In the city, the population was spread out, with 24.3% under the age of 18, 7.9% from 18 to 24, 28.0% from 25 to 44, 23.7% from 45 to 64, and 16.0% who were 65 years of age or older. The median age was 39 years. For every 100 females, there were 101.3 males. For every 100 females age 18 and over, there were 102.5 males.

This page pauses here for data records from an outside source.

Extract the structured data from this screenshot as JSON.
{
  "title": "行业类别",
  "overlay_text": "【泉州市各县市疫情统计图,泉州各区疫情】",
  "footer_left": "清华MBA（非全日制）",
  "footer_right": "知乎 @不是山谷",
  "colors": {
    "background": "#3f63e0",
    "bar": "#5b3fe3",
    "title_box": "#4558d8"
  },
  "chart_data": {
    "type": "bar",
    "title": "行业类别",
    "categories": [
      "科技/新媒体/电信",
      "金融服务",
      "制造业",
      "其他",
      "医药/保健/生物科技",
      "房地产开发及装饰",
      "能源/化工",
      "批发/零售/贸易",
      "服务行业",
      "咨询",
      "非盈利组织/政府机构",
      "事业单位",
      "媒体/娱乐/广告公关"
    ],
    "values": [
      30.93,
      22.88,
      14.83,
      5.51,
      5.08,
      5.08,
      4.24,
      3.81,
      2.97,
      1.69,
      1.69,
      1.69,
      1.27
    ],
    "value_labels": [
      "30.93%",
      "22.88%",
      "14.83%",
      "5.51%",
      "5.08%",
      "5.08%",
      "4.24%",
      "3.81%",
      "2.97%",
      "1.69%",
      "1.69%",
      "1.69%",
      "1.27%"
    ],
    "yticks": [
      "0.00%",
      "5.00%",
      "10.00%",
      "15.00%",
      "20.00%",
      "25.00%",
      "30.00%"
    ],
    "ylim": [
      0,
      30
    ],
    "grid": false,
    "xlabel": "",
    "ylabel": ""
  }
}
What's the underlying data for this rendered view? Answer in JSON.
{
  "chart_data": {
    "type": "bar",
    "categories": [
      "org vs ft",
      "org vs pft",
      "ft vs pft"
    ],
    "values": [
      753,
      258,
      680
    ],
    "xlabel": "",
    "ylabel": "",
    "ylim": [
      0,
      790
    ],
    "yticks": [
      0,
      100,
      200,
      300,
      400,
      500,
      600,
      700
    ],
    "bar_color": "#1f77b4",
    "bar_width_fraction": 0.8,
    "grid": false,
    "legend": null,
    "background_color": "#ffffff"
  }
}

As of 2000 the median income for a household in the city was $27,344, and the median income for a family was $35,469. Males had a median income of $27,750 versus $16,094 for females. The per capita income for the city was $14,774. About 9.0% of families and 10.4% of the population were below the poverty line, including 14.1% of those under age 18 and 11.1% of those age 65 or over.